Nick Corduan (nickc@IQUEST.NET)
Sun, 27 Aug 1995 11:17:58 -0500

I feel, based upon some of the responses of gotten -- many of them in my
private mailbox, not on the list -- that I need to clarify my position on
this Cyanide Spill issue . . .

First of all, let me re-iterate that I am very concerned and distressed about
this tragic accident. Therefore I am offended by those people who have sent
me notes insinuating or stating that I am being apathetic towards the
tragedy. As I have tried to make clear on repeated occassions, I have no
problem with wishing to help the unfortunate people of Guyana. My only
question is whether this is ontopic, as phrased. (And I have some moderating
experience in my own right, so this is a pet-peeve of mine.)

Let me explain my questions and problems . . .

1) Several people have sent me notes explaining the importance of the thread,
in light of informing field-workers in Guyana of the dangers, and of
discussing or studying the effects of the disaster on human culture. Great!
Both of those seem to be to be highly relevant and honorable goals . . . But
the notes, as posted to the list, did not make mention of either goal. They
simply called for salvaging the disaster and/or informed people of the great
tragedy. If the posters had simply made mention of the anthropological
implications, the thread would have been highly on-topic and excellently
worthy, IMHO. Perhaps the implications are clear enough without explicit
enumeration, you say? Maybe. However, all news has such implications --
every event that occurs effects human culture, cultural development, and
anthropological field-work. The fire that destroyed several stores in my home
town has an effect on the culture of the citizens of this town. The murder
of a man in los Angeles has an effect on human culture. The buying-out of
Lotus by IBM has an effect on human culture. Every single item of news
effects humans and their culture. Do we really want to have daily news-posts
on this list, however? If I were to construct a letter examining the effects
that that fire had on the culture of this town, I think it would be quite
on-topic and informational. But just reporting the news of the fire would
not be -- and if everyone reported their pet news stories, this list would be
bogged down quite heavily!

2) Some people have written me explaining that the thread serves the cause of
anthropology, because anthropologists have a duty to the people they study,
who supply them with their liveliehood. I have multiple problems with this.
First of all, this treats these poor people as less than people, IMHO.
Calling them the basis of study reduces them to the level of lab
expiriments. If you wish to say that as students of mankind, we, above all
other people, should love and protect mankind, great! But to say, As
students of mankind we should protect mankind because without them we'd be
out of work, seems callous. Secondly, since when are we in the business of
elevating peoples? I thought were were students, not gods. Once
anthropolgists start making judgement-calls part of their work -- "These brown
folk are mere savages!"; "Look at what the white scourge has done now!";
"Why, those heathens pray to plants, for heaven's sakes!" -- their science is
tainted and obscured.

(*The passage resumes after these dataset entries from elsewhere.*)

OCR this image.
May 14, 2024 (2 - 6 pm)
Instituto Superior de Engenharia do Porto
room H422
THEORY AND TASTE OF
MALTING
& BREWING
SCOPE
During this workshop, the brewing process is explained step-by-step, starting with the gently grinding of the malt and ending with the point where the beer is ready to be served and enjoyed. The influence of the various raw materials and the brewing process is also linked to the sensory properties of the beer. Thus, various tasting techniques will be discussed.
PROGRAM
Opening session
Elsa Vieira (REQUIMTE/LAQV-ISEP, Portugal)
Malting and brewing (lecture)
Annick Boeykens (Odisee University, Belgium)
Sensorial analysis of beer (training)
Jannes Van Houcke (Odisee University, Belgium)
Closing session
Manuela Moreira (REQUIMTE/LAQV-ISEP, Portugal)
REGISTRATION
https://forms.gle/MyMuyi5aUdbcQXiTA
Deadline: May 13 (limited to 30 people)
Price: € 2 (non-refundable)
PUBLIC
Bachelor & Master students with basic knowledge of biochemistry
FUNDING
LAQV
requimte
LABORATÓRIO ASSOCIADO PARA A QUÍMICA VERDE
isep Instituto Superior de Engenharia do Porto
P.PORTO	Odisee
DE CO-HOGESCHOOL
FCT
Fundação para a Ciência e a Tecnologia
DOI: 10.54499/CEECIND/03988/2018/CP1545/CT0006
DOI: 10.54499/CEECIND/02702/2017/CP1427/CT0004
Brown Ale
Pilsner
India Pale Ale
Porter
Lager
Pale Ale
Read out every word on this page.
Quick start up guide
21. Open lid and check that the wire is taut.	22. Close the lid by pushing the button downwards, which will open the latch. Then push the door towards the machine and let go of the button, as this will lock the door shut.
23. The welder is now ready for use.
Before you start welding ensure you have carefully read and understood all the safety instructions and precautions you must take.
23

I am *not* advocating any policies of trampling on
indigenous peoples; such actions disgust me and make my stomach turn.
However, it is not a part of anthropology to make a call one way or the
other. As human-beings we can and should look at atrocities and point them
out as being what they are. But we should not include that as part of our
science of anthropology.

I hope you all can now better understand my position -- that I am not
un-moved by the events in Guyana, but am merely annoyed by off-topic posts.


Nick Corduan                 "...there is as much dignity in tilling
     at                       a field as in writing a poem."